President Michael D Higgins is visiting three African countries over the next week. As part of the official state visits Mr Higgins will meet Ethiopia's
president Mulatu Teshome and prime minister Hailemariam Desalegn, the
president of Malawi Peter Mutharika and president of South Africa Jacob
Zuma.
"Ireland's relationship with Africa is an important area of our foreign policy and an area which is increasing in its significance because of global issues such as food security, ending poverty and the emerging discussion on new models of development. Over recent decades, our relationship with Africa has mainly centred on our development aid programme," the President said before his departure. "This visit will recognise the immense contribution that Irish Aid, Irish aid agencies and workers and missionaries have made in Africa and will include visits to a range of aid projects in both Ethiopia and Malawi. I will also engage with the current debate on the future of Africa and its global relationships.
"We now face a turning point in the relationship between Ireland and Africa; a relationship which in this century will be increasingly about partnership, cooperation, and a fair and just trade.

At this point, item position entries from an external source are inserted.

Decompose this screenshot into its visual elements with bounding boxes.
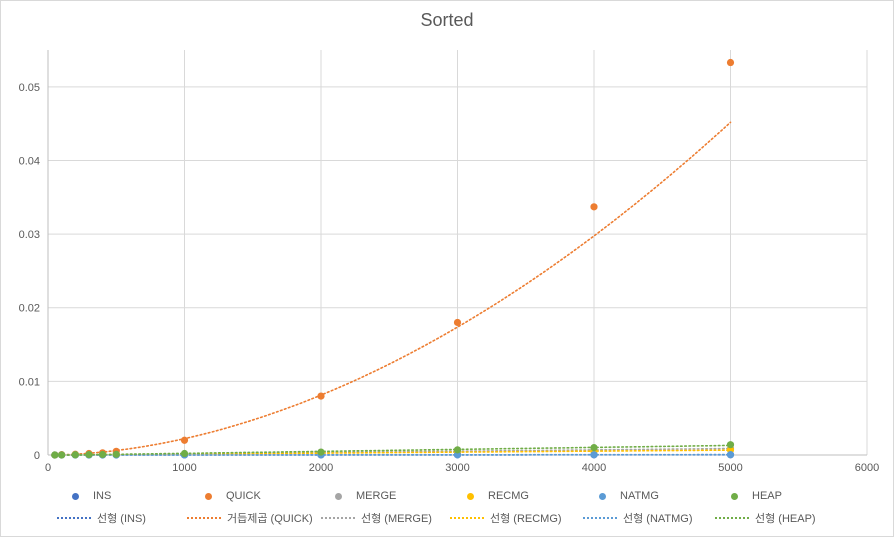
point-heap <box>58 451 66 459</box>
x-tick-label: 3000 <box>445 462 469 474</box>
point-quick <box>590 203 598 211</box>
point-heap <box>51 451 59 459</box>
legend-label: 선형 (INS) <box>97 513 146 525</box>
point-quick <box>317 392 325 400</box>
legend-marker <box>335 492 342 500</box>
point-heap <box>112 450 120 458</box>
legend-marker <box>72 492 79 500</box>
legend-line-sample <box>57 517 91 519</box>
gridlines <box>48 50 868 455</box>
legend-label: 선형 (HEAP) <box>755 513 816 525</box>
point-quick <box>180 436 189 444</box>
point-heap <box>590 444 598 452</box>
trendline-quick <box>54 121 732 456</box>
x-tick-label: 6000 <box>855 462 879 474</box>
legend-item-trend-ins: 선형 (INS) <box>57 508 146 528</box>
x-tick-label: 2000 <box>309 462 333 474</box>
legend-line-sample <box>715 517 749 519</box>
legend-item-trend-natmg: 선형 (NATMG) <box>583 508 693 528</box>
x-tick-label: 0 <box>45 462 51 474</box>
point-heap <box>180 449 189 458</box>
legend-item-recmg: RECMG <box>467 486 529 506</box>
tick-labels: 0 0.01 0.02 0.03 0.04 0.05 0 1000 2000 3000 4000 50… <box>19 82 880 474</box>
legend-line-sample <box>187 517 221 519</box>
legend-item-merge: MERGE <box>335 486 396 506</box>
legend-trendlines-row: 선형 (INS) 거듭제곱 (QUICK) 선형 (MERGE) 선형 (RECMG)… <box>0 508 894 528</box>
legend-label: NATMG <box>620 490 659 502</box>
y-tick-label: 0.03 <box>19 229 40 241</box>
legend-label: MERGE <box>356 490 397 502</box>
legend-label: 선형 (RECMG) <box>490 513 562 525</box>
y-tick-label: 0 <box>34 450 40 462</box>
x-tick-label: 4000 <box>582 462 606 474</box>
y-tick-label: 0.05 <box>19 82 40 94</box>
point-heap <box>317 448 325 456</box>
legend-item-heap: HEAP <box>731 486 782 506</box>
legend-item-trend-heap: 선형 (HEAP) <box>715 508 816 528</box>
y-tick-label: 0.04 <box>19 155 40 167</box>
legend-label: 선형 (NATMG) <box>623 513 693 525</box>
legend-item-trend-quick: 거듭제곱 (QUICK) <box>187 508 313 528</box>
point-heap <box>99 450 107 459</box>
trendlines <box>54 121 732 456</box>
trendline-heap <box>54 444 732 456</box>
point-heap <box>453 446 462 454</box>
point-natmg <box>453 451 462 459</box>
legend: INS QUICK MERGE RECMG NATMG HEAP 선형 (INS) 거듭제곱… <box>0 486 894 534</box>
point-natmg <box>590 451 598 459</box>
x-tick-label: 1000 <box>172 462 196 474</box>
point-heap <box>85 451 93 459</box>
legend-markers-row: INS QUICK MERGE RECMG NATMG HEAP <box>0 486 894 506</box>
legend-line-sample <box>321 517 355 519</box>
legend-item-quick: QUICK <box>205 486 261 506</box>
legend-item-ins: INS <box>72 486 111 506</box>
legend-marker <box>205 492 212 500</box>
point-heap <box>726 441 735 449</box>
chart-title: Sorted <box>420 10 474 30</box>
data-points <box>51 58 735 459</box>
legend-marker <box>467 492 474 500</box>
point-quick <box>453 318 462 327</box>
y-tick-label: 0.01 <box>19 376 40 388</box>
trendline-recmg <box>54 449 732 456</box>
legend-line-sample <box>450 517 484 519</box>
legend-item-trend-merge: 선형 (MERGE) <box>321 508 432 528</box>
legend-label: RECMG <box>488 490 529 502</box>
legend-marker <box>599 492 606 500</box>
legend-label: QUICK <box>226 490 261 502</box>
legend-marker <box>731 492 738 500</box>
point-heap <box>71 451 79 459</box>
legend-label: 거듭제곱 (QUICK) <box>227 513 313 525</box>
legend-label: 선형 (MERGE) <box>361 513 432 525</box>
point-natmg <box>726 451 735 459</box>
legend-label: HEAP <box>752 490 782 502</box>
legend-item-natmg: NATMG <box>599 486 659 506</box>
x-tick-label: 5000 <box>718 462 742 474</box>
point-quick <box>726 58 735 67</box>
legend-item-trend-recmg: 선형 (RECMG) <box>450 508 562 528</box>
legend-label: INS <box>93 490 112 502</box>
legend-line-sample <box>583 517 617 519</box>
y-tick-label: 0.02 <box>19 303 40 315</box>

Based on our history, Ireland has a strong reputation in Africa and as Africa advances we are in a strong position to work together in friendship." President Higgins will travel with his wife Sabina, and they will be joined in Ethiopia by Sean Sherlock, the Irish junior minister responsible for development, trade promotion and North-South cooperation and in South Africa by Tom Hayes, Irish junior agriculture minister.
Highlights of the trip will include a visit to Gambella, Ethiopia to meet South Sudanese refugees in camps supported by Irish Aid and development agencies including Goal and Concern. At the United Nations Economic Commission for Africa in Addis Ababa the President will deliver a keynote address on the changing nature of the relationship between Europe and Africa. In Malawi the President will meet with local communities, Irish NGOs and participants in Irish Aid programmes and will deliver a keynote address on Development, Food and Land at Lilongwe University of Agriculture and Natural Resources.
In South Africa the President will make a speech on human rights at the University of the Witwatersrand and give an address at the University of Johannesburg, Soweto Campus on the opportunities for South Africa 20 years on from the first democratic elections.
President Higgins will also visit Sonke Gender Justice, a South African NGO working throughout Africa to promote gender equality and prevent the spread of HIV. He will meet and acknowledge the growing Irish diaspora in the region.
President Michael D Higgins was last in South Africa for Nelson Mandela's funeral in December last year.